“No,” he answered, his breath steady and even.
“But you’re back here?”
The grin he gave me set my heart racing for much different reasons. “I just like the view.” His eyes flickered to my rear, and I burst into laughter.
“You’re telling me that checking out my butt is more important than beating Will in the task force 5K?”
“December, let’s just get one thing straight.” He stopped running, pulling me to a jarring stop with him as he wrapped his arms around me. Runners raced on either side of us, like we were a boulder in the middle of a rushing creek. “There’s never anything more important to me than a chance to check out your ass.”
I pushed his sweaty chest away with a loud laugh and pointed to the finish line. “Beat me, and I’ll let you do more than check it out.”
He wiggled his eyebrows and shot off at a sprint like he had a sign tacked to him that said WILL RUN FOR SEX.
Josh slowed as I caught up to him, and he kept pace with me, when I knew he could have left me in the dust, but he didn’t. As the finish approached, we locked eyes, and with one more glance at my ass and a grin, he pushed ahead and smoked me, crossing the taped line a full ten seconds before I did.
A bottle of water later, Josh walked me to the corner of the hangar where his company FRG was meeting. “They won’t bite. Make friends,” he whispered into my very sweaty hair.
“Ah, Lieutenant!” Lucille called out with a huge smile in our direction.
Maybe this wouldn’t be too bad. They were just wives, nothing I wasn’t used to being around.
“Ma’am, I’m needed to tear down the route markers, but I’ll leave Ember with you?”
Such a gentleman.
“No problem, we’ll take good care of her. Oh, but I didn’t get an info sheet on your wife. We’ll need that to get her all set up on the roster.”
“Oh, I’m not his wife,” I spit out, then internally cursed when Josh flinched. “I mean we’ve been together two years, but yeah…not a wife,” I finished slowly, feeling more like an idiot with every word I let past my lips.
Shit. Did he think I didn’t want to be? Of course I wanted to be, but I didn’t want FRG-Nazi here putting the awkward pressure on.
Lucille’s eyes widened and dropped to my very naked left hand. “Oh, I see. Of course. You’re welcome to stay today, but deployment information really is for spouses and family only.”
No Dustoff Dolls shirt for me.
“Actually, Lieutenant…” A small young woman with a large binder stepped forward, tucking a strand of her blond bob behind her ear. “If you’d just sign an authorization, your girlfriend is more than welcome on our roster.”
Josh squeezed my hand, and I looked up at him. “What do you say, Ember? Do you want to stay?”
I knew what he was really saying. Are you willing to put up with this? Do you want this? Well, no, I didn’t want this, but I could handle the marriage-police if it meant getting information while he was deployed. I nodded my head once, and he kissed my forehead.

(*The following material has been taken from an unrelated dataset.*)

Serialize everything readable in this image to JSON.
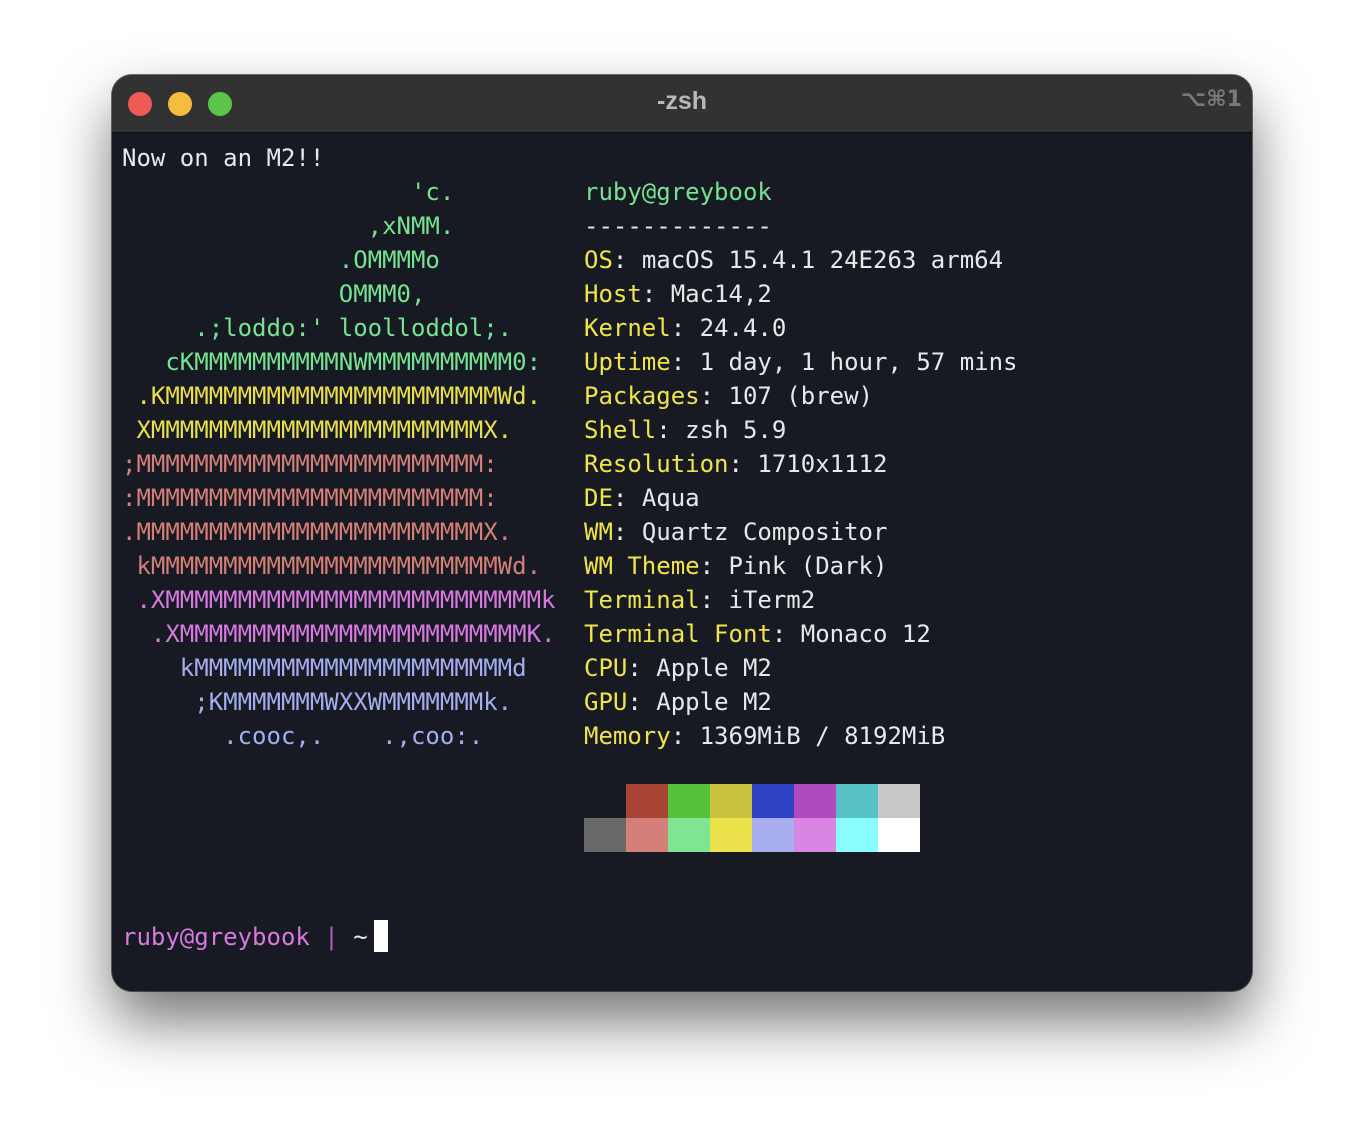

“Well then,” Lucille said, a sugar-sweet smile on her face. “Welcome to Dustoff.”
“Play nice, and I’ll go sign their form,” Josh whispered in my ear, squeezing my hand before he took off to somewhere far less awkward than here…where all the wives were now blatantly assessing me. Well, this is pleasant.
Lucille took up her place at the front of the group and pulled out a clipboard. “Well, shall we get started?”
“Don’t worry,” the petite blonde with the binder said with a kind smile, sitting in the vacant chair next to me. She handed me a roster and information packet. “It’s not just you. She really is a judgmental bitch.”
Her tiny, sweet voice only made the statement funnier, and I barely suppressed a snort of laughter. Lucille cocked her head in my direction, and I tossed a smile back at her.
“You’re just the newbie. Don’t worry,” the blonde said. “I came in last year, and let me tell you, when a crew chief marries a pilot and crosses that whole enlisted/officer line? Well, I fed the gossip mill for a good long while. I’m Carol, by the way.”
“Ember, and it’s really nice to meet you.”
“Are you new to the military?”
I shook my head. “No, I’m an army brat.”
“Ah, so you get the whole ‘you knew what you were getting into’ line, huh?” She sighed. “I get that all the time. But let me tell you, it’s a lot different going than being left behind to wait.”
“Yeah, I bet it is,” I answered, looking up to where Lucille was currently lecturing us on keeping our social media safe for Operational Security.
“How long do you have left with him?”
“A little over two weeks.” Ouch. Not that I didn’t always have a countdown playing in my mind, but saying it aloud made it real—made it hurt.
In a couple of weeks, I’d be alone, sitting, waiting…just like Mom had.
She nudged me with her shoulder. “You look strong, capable. You’ll do just fine, I can tell. You’ll be one of the girls who makes it.”
My eyes found Josh like a magnet as he came back through the hangar doors. He laughed at something Will said and gave me a horizontal thumb, asking for my verdict. He’d bail me out if I asked him to. I forced a smile and gave him a thumbs-up. Sitting where I wasn’t exactly accepted would be the easiest part of this deployment.